The trouble is…when a system of materialist ideas presumes to give positive answers to real problems of our real life that mischief starts. In an age like ours, in which a highly complex technological society is everywhere in a high state of instability, such answers, however philosophic, translate quickly into political realities. And in the degree to which problems of complexity and instability are most bewildering to masses of men, a temptation sets in to let some species of Big Brother solve and supervise them.

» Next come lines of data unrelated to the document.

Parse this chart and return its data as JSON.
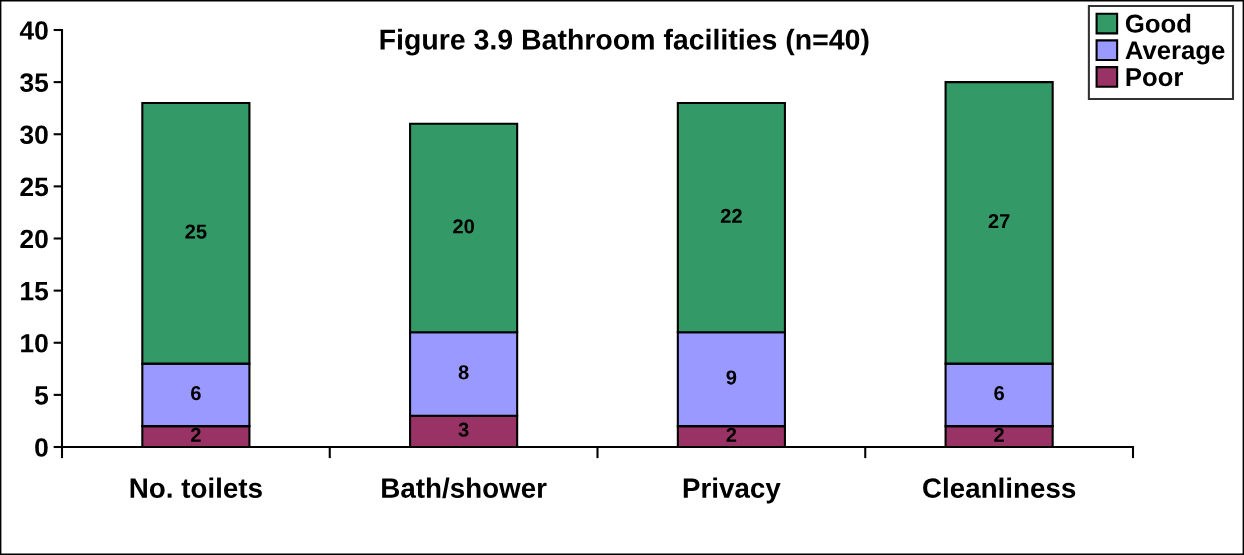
{
  "chart_data": {
    "type": "bar",
    "title": "Figure 3.9 Bathroom facilities (n=40)",
    "categories": [
      "No. toilets",
      "Bath/shower",
      "Privacy",
      "Cleanliness"
    ],
    "series": [
      {
        "name": "Poor",
        "color": "#993366",
        "values": [
          2,
          3,
          2,
          2
        ]
      },
      {
        "name": "Average",
        "color": "#9999ff",
        "values": [
          6,
          8,
          9,
          6
        ]
      },
      {
        "name": "Good",
        "color": "#339966",
        "values": [
          25,
          20,
          22,
          27
        ]
      }
    ],
    "stacked": true,
    "ylim": [
      0,
      40
    ],
    "yticks": [
      0,
      5,
      10,
      15,
      20,
      25,
      30,
      35,
      40
    ],
    "data_labels": true,
    "legend": "top right",
    "grid": false
  }
}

Chambers needn’t have worried. There is no possibility of an elite-led society, with a minimalist government of the type that Rand proposed. Quite the contrary, to our detriment, we’re moving in the opposite direction. We won't ever know if the Randian prescription would create unprecedented prosperity, drastically reduce poverty, eliminate war. As she noted, the closest the world has come to pure unbridled capitalism was in the hundred or so years between the end of the Napoleonic Wars and the beginning of the First World War. And it was a period of unprecedented growth and relative peace. So even a more moderate approach, (a la Milton Friedman), would be welcome. Concerning our current economic downturn, Rand would have justifiably said, “I told you so”. We’re presently living an “Atlas Shrugged” type scenario : The government in its effort to “do good” has distorted the market. It sought (in our present case) to make home ownership "affordable" to all. Piling this onto our economy, already overburdened with entitlements, resulted in a cascade of negative effects. As in Rand’s book, the government is attempting to “fix” the damage with even more intervention. Unlike Rand’s book, the productive class isn’t united enough to call a general strike. There will be no societal collapse followed by regeneration. We’ll just slog along, with lower living standards, less dynamism, and less freedom. Until, at least, another Reagan or Thatcher comes along.